Putting it together...

  • Take your springform pan and grease bottoms and sides

  • Line the bottom and sides with parchment paper

  • Grease parchment paper

  • Finely chop you ginger snaps and place in a bowl

  • Add the pecans and mix well

  • Melt the butter, add to the ginger snaps, mix thoroughly, and place in springform pan

  • Press onto the bottom and about 1-inch up the sides

  • Place pan on some aluminum foil and wrap around the bottom (to prevent leakage from the water bath)

  • Set in refrigerator while you make the cheesecake

  • Pre-heat oven to 325°

  • In a large bowl, place cream cheese and sugar and beat until well mixed

  • Add pumpkin, pumpkin spice, and vanilla. Mix well

  • Switch mixer to low speed and add the eggs one at a time, mixing after each until just blended

  • Pour into springform pan

  • Place pan in baking dish and place in oven

  • Add about water to the baking dish (this is the water bath which will add moisture and help prevent cracking your masterpiece)
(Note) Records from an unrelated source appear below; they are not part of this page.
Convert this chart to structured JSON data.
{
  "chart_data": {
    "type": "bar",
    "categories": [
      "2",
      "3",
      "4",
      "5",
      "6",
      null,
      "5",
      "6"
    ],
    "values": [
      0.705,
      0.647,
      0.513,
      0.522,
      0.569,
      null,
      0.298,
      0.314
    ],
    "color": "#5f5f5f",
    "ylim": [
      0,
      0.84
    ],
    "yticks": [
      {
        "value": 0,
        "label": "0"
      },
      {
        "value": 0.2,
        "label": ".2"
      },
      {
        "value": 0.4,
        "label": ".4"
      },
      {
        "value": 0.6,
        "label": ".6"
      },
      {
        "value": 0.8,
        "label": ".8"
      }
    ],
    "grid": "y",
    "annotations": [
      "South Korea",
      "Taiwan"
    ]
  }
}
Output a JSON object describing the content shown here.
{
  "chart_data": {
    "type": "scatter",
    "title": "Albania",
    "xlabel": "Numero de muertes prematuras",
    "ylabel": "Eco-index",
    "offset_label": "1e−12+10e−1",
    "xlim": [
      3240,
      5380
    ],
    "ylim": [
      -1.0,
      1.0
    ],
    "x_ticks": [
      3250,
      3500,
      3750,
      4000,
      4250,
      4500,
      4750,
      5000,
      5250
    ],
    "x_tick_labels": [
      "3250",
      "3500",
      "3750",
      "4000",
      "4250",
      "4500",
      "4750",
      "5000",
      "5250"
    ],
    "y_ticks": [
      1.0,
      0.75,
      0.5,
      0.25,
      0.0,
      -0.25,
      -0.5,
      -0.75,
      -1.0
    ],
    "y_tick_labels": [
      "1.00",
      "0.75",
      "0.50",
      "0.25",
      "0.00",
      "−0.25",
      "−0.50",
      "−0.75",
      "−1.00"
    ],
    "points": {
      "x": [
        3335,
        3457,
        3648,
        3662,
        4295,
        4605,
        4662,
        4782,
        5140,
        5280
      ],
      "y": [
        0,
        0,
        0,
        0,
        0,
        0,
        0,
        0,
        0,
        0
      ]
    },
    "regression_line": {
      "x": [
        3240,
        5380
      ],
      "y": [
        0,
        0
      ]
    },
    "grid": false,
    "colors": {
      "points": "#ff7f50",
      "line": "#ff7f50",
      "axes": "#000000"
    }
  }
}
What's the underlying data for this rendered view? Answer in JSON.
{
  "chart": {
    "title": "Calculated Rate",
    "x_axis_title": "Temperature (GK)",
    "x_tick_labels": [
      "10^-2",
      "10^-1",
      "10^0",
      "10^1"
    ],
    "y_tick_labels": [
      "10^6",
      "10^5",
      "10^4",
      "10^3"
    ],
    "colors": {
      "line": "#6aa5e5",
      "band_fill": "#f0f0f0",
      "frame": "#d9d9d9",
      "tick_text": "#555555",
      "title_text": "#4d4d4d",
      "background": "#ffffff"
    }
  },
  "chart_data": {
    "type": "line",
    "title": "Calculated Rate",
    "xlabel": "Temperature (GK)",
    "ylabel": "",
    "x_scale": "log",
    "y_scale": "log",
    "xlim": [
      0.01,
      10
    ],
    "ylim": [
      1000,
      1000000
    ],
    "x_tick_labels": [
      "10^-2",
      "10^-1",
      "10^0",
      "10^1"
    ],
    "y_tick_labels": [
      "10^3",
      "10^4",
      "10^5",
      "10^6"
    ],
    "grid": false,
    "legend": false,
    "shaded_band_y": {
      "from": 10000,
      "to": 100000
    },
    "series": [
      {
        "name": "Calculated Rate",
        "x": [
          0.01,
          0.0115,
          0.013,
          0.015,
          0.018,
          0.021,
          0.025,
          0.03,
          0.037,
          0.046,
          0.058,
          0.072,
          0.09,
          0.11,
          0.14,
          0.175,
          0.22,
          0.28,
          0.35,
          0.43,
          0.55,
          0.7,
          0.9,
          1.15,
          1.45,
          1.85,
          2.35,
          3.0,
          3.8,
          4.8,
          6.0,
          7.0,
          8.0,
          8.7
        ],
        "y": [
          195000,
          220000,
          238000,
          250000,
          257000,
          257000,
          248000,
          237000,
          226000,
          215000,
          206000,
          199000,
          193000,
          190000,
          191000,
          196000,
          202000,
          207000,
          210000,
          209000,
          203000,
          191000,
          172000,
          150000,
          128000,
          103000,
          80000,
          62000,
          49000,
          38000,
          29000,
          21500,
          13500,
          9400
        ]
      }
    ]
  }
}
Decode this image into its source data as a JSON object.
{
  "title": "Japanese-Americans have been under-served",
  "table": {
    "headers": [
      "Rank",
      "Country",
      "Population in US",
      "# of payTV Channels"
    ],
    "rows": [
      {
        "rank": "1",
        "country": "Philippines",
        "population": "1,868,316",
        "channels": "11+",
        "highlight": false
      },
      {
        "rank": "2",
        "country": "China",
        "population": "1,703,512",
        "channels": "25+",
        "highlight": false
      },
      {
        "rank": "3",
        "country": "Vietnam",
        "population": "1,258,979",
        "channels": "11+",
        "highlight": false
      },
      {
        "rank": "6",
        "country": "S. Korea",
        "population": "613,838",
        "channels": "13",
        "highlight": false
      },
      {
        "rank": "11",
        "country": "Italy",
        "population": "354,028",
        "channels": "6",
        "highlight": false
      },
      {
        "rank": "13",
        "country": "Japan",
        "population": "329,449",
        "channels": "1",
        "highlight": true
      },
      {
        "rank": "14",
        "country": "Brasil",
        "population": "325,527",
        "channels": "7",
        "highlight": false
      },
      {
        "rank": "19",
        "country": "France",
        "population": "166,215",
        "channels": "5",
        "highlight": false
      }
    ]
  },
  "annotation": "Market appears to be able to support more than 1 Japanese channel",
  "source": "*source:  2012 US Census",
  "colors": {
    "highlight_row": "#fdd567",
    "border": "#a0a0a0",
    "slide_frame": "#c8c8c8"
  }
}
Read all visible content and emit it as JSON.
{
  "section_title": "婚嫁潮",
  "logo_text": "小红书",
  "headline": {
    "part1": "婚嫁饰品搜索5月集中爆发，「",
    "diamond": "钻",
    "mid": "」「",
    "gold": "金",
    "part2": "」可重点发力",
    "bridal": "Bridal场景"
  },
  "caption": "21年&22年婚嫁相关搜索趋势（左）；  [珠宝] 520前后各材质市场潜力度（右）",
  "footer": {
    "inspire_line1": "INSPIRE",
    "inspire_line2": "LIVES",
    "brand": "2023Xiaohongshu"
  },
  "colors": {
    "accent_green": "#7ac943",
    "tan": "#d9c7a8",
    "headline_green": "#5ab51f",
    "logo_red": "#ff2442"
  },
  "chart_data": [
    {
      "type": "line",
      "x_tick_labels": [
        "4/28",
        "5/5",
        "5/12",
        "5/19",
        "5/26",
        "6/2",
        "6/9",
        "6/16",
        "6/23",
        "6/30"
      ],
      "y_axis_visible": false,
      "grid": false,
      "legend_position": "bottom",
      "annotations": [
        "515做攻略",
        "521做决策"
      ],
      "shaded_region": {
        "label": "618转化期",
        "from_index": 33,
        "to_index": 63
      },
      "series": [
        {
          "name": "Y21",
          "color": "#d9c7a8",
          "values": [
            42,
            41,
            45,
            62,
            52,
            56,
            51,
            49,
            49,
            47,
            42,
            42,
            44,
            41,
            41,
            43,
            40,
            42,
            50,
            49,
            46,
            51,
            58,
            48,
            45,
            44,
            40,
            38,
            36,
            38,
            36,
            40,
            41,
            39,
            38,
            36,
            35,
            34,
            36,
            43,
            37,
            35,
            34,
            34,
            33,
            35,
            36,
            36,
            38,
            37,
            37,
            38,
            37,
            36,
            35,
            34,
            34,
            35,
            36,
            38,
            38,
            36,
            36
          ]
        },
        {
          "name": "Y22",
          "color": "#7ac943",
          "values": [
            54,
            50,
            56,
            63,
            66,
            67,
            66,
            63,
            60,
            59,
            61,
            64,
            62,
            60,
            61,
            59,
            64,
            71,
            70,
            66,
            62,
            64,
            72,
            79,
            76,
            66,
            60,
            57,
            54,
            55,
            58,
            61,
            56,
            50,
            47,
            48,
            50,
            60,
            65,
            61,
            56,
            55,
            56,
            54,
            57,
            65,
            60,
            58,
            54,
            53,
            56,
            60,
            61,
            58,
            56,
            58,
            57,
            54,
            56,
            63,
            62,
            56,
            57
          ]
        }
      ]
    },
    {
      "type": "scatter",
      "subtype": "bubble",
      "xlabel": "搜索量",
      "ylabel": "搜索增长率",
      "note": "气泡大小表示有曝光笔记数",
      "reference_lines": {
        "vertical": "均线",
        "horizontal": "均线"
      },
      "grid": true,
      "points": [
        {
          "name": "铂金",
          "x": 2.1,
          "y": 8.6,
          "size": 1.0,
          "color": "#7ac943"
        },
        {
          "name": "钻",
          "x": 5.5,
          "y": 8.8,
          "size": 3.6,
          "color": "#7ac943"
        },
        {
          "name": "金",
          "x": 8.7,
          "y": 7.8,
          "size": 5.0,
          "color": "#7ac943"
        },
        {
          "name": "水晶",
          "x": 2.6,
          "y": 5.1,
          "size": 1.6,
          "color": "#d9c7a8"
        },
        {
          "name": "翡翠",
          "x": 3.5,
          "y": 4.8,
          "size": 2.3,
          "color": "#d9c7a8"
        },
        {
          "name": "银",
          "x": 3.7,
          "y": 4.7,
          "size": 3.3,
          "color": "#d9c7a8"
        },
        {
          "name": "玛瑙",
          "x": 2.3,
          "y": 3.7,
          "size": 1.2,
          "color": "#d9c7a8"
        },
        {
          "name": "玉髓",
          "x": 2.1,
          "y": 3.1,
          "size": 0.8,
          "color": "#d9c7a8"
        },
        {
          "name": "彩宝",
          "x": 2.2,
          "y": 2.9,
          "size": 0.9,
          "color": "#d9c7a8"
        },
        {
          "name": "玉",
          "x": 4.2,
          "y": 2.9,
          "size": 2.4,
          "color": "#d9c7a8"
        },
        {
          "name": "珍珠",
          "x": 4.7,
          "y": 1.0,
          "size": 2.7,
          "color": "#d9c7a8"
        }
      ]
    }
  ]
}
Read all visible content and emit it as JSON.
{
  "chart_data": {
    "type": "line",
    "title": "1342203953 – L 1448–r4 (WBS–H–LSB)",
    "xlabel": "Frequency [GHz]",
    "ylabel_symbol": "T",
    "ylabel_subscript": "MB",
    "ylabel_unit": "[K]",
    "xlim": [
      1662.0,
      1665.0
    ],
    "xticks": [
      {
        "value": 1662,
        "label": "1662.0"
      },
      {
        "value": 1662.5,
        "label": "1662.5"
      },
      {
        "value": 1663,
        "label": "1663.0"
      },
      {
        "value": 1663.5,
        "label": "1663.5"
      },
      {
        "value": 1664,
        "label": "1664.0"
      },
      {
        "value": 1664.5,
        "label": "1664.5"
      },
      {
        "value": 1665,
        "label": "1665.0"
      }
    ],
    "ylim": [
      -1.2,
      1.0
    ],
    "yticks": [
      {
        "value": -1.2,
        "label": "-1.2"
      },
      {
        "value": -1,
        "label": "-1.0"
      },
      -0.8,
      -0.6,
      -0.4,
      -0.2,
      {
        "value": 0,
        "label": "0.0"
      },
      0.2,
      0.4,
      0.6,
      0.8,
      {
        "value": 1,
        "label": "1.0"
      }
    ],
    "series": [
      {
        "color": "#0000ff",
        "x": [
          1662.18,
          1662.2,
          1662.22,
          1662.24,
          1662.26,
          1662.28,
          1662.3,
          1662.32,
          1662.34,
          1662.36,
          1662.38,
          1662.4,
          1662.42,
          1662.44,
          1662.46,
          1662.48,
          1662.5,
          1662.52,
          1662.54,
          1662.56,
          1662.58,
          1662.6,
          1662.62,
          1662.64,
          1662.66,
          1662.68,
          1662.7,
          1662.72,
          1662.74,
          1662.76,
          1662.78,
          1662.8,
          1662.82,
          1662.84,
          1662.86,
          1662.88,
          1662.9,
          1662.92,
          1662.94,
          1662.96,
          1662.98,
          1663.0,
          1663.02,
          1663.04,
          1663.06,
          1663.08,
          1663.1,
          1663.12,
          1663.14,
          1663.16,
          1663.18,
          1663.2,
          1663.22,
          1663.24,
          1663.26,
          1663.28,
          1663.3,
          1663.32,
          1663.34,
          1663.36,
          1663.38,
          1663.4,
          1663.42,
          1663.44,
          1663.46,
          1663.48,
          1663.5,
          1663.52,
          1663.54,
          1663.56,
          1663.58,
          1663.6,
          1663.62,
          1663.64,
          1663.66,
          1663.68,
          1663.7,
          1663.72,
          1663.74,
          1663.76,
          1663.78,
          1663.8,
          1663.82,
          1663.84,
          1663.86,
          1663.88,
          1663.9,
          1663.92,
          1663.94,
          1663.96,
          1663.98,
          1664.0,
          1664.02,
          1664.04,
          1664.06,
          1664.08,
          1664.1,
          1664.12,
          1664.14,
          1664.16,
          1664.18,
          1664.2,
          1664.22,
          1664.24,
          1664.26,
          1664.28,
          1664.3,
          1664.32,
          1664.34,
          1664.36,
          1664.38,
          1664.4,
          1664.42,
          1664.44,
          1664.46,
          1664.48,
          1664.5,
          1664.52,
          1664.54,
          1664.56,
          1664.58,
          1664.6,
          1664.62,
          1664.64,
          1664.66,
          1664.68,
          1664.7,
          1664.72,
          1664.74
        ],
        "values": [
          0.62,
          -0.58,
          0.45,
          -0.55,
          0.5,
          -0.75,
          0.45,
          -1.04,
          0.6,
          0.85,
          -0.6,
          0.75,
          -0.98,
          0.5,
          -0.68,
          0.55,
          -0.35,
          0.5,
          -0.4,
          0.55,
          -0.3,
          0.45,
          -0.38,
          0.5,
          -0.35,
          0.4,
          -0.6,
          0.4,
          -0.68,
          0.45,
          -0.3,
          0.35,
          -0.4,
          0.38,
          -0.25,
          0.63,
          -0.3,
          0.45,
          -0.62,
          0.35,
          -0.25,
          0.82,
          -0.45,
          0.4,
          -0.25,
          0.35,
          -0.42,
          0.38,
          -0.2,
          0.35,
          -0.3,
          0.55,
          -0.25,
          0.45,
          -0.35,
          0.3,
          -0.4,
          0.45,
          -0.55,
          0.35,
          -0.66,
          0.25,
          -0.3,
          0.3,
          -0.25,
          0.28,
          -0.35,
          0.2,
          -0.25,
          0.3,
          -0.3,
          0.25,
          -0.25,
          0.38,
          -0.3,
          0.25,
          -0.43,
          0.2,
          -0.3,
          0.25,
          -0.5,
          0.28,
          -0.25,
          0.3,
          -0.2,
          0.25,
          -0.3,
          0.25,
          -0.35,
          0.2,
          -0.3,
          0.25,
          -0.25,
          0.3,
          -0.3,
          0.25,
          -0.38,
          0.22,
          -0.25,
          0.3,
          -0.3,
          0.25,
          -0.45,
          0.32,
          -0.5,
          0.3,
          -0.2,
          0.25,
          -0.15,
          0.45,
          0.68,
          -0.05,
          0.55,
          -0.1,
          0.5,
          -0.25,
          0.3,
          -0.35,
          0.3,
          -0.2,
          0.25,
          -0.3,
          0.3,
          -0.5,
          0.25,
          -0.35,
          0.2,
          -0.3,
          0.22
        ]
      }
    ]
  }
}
  • Bake for 1 hour and 20 to 1 hour and 30 minutes until the center is just about set

    • Here's a few ways to tell when your cheesecake is done cooking

    • When you tap the side of the cheesecake pan with a handle of a spoon, the whole top will move like one semi solid piece, with the center (about 1 to 2-inches in circumference) being a little more wobbly than the edges

    • You touch the top of the cheesecake lightly with the flat of your hand, it will be firm1

  • Once done, remove from oven and take a knife and carefully run it around the sides to loosen the cake from the pan

  • Once cake is completely cooled, you can remove the side of the pan

  • Okay, here's the hardest part: Refrigerate for at least four hours before service

Here's a photo of the finished product. You can notice the parchment paper along the edges...

photo of the pumpkin cheesecake

Here's an interior shot of what it looks like. Because the one I made went to my wife's work and didn't return, I had to go and find one...

photo of the pumpkin cheesecake
courtesy of... cookingandblogging.com

Pumpkin Pie Spice Recipe...

  • Ground cinnamon... 4 Tbsp

  • Ground nutmeg... 4 tsp

  • Ground ginger... 4 tsp

  • Ground allspice... 3 tsp

  • Add each to a jar and mix well. Use one Tablespoon of this mixture in this recipe

1 Information courtesy of... baking911.com

As I mentioned earlier, this Spiced Pumpkin Cheesecake recipe was found in a magazine. However, after doing some searching, I was able to find it on the Internet. To view the original recipe, go to kraftrecipes.com


  1. looks and sounds delicious. I love cheesecake, it's one of my favorites.

  2. Ann: Thank you! I'm looking forward to making it again.

  3. Spiced Pumpkin Cheesecake, is something that I have never heard of before, let alone eaten it. It sounds like it would taste delicious. I may have to attempt to make this myself to try it out...

  4. London Is Cool: I had never heard of it either, until my wife showed me the recipe. It was a big hit at her work.